Each plaintiff asserts that the article is false in stating that "she and her husband own a $900,000 vacation home in an exclusive section of Boca Raton." Mr. Milgroom alone owns a home in Boca Raton. It is worth at least $900,000. Although she may have some potential interest in the property because the plaintiffs are married, the article is wrong in stating that Mrs. Milgroom has an ownership interest in it. The plaintiffs have not shown, however, how the statement concerning the Florida home in its erroneous aspects is libelous of either of them. As to the former judge, we need not decide whether proof of the defendants' actual malice is a necessary element of this aspect her case. If it is, it is not made out on the record.
We affirm summary judgment for the defendants on Mrs. Milgroom's claims.
2. Summary judgment was properly entered for the defendants on Mr. Milgroom's claims. We shall assume that Milgroom was not a public figure. We shall, therefore, pass on the allowance of the defendants' motion for summary judgment as to him by applying common law principles of libel. A statement is defamatory in the circumstances if it discredits a person in the minds of any considerable and respectable class of the community. Smith v. Suburban Restaurants, Inc., 374 Mass. 528, 529 (1978). If, however, the uncontroverted facts show that the allegedly libelous statements were true, judgment for the defendant is warranted. See Comerford v. Meier, 302 Mass. 398, 402 (1939). It is this latter principle that controls the disposition of Milgroom's claims.

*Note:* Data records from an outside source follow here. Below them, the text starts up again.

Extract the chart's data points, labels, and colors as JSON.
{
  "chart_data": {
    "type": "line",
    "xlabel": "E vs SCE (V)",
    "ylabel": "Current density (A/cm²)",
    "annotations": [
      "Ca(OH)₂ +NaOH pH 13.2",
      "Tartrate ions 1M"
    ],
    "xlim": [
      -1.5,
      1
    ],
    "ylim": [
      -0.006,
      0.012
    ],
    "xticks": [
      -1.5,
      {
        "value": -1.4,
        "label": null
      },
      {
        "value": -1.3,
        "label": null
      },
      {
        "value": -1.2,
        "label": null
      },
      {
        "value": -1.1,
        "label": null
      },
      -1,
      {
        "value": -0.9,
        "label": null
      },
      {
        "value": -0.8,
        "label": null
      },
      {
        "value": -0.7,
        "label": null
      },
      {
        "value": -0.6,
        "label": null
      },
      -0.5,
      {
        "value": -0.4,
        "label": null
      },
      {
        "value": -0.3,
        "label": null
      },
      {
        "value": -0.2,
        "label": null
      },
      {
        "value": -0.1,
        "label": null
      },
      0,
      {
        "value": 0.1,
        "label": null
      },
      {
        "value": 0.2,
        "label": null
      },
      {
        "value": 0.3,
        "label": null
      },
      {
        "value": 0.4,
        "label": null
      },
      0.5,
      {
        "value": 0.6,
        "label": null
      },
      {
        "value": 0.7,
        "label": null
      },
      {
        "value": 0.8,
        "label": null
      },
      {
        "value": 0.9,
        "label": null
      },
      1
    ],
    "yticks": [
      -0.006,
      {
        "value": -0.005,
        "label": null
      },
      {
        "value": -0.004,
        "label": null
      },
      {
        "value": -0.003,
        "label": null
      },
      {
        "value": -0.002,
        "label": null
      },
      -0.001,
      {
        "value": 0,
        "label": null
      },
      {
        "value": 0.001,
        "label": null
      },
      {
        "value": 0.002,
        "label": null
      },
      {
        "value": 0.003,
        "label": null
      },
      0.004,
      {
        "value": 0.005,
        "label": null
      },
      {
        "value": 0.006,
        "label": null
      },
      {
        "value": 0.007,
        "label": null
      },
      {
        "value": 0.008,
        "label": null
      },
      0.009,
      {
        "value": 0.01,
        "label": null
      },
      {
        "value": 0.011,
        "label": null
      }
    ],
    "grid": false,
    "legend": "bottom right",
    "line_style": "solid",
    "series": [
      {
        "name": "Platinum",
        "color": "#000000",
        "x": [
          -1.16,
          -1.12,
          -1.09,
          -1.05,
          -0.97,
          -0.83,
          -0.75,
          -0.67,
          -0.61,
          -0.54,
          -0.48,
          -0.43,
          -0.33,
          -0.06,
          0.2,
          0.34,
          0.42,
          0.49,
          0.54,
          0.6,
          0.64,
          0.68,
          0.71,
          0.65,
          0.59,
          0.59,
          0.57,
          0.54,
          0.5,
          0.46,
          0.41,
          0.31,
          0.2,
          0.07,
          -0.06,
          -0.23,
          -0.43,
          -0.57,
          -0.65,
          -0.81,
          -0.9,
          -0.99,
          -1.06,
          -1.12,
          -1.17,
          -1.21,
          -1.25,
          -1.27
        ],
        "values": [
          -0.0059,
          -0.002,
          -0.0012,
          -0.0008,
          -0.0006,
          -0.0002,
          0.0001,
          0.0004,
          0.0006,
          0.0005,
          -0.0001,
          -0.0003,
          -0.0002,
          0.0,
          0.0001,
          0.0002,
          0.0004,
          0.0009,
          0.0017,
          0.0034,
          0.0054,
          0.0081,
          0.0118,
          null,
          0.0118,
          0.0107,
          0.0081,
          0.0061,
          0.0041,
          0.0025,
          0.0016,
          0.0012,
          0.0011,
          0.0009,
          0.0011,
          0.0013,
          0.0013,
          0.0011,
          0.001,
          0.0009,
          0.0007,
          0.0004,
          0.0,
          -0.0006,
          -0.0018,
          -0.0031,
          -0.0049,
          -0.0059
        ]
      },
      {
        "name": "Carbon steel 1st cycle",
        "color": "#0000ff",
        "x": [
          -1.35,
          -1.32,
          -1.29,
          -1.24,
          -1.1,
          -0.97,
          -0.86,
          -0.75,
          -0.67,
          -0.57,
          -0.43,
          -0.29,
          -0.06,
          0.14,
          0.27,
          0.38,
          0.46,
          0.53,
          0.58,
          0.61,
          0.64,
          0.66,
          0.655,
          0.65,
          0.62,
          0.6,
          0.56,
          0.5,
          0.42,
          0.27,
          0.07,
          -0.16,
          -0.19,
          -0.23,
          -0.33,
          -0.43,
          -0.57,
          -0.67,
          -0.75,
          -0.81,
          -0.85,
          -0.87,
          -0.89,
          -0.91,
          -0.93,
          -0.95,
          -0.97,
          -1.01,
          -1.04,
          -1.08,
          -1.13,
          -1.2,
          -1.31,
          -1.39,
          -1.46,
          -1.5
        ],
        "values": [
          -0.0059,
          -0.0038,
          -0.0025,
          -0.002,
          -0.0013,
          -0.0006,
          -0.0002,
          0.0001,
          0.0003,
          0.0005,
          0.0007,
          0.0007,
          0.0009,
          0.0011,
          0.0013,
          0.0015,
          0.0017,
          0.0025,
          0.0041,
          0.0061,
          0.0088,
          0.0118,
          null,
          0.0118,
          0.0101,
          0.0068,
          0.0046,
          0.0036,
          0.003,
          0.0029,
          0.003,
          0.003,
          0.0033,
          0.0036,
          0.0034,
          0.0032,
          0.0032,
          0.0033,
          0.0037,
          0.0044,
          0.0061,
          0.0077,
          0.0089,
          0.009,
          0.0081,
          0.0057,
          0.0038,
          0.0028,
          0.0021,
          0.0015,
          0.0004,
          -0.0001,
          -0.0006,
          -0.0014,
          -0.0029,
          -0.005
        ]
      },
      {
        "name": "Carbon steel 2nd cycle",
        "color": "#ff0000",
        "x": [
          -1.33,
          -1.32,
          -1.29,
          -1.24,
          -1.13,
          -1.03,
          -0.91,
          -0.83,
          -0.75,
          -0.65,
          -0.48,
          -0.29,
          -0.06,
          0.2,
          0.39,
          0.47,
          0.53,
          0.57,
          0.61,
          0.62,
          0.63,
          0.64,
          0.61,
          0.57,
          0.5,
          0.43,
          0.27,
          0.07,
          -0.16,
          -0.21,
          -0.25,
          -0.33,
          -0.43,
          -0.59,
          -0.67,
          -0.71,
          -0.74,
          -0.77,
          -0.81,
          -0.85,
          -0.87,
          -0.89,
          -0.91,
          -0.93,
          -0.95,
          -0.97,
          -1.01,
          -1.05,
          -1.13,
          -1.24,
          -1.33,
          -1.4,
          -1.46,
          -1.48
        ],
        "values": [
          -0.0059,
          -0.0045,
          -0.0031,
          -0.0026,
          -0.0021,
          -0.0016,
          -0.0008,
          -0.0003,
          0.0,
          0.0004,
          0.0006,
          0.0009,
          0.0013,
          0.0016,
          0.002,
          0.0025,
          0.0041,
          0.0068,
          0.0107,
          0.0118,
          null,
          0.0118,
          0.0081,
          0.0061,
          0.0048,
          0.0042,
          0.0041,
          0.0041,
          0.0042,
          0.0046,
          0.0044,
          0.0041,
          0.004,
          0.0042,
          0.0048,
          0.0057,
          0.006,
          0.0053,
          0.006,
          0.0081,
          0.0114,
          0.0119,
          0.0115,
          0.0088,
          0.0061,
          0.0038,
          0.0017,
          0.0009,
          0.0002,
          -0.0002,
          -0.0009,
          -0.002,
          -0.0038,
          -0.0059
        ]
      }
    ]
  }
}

Milgroom's principal contention is that the article is libelous as to him in what it says about the sales tax consequences of his purchase of a boat in Florida in March, 1986. The article set forth the following, each sentence in a separate paragraph: "Presumably D'Ambrosio spent at least part of her time in Florida on the 48-foot yacht `Lady Lily' named after her. Milgroom, an attorney and accountant, purchased the $225,000 cabin cruiser in March of 1986 from a Florida dealer. On boat purchase papers Milgroom listed his address as Seabrook, N.H., even though he lives in Boston. In March, Florida tax officials challenged Milgroom's New Hampshire registration of the boat and assessed him $23,000 in unpaid sales tax and penalties." Each of these statements is true or substantially so. The article continued by stating that Milgroom insisted, as was true, that the tax on the boat had been paid before the article was published.
Milgroom provided a Seabrook, New Hampshire, address in purchasing the boat. The Florida Department of Revenue sent Milgroom a "notice of delinquent tax, penalty and interest due and assessed" in March, 1988, setting forth an amount of $22,250.69. The unavoidable implication in the circumstances is that, as the article said, the Florida tax officials challenged the New Hampshire registration of the boat.
Because, on the record, the facts concerning the boat were true or substantially so, summary judgment was properly entered for the defendants on Mr. Milgroom's claims.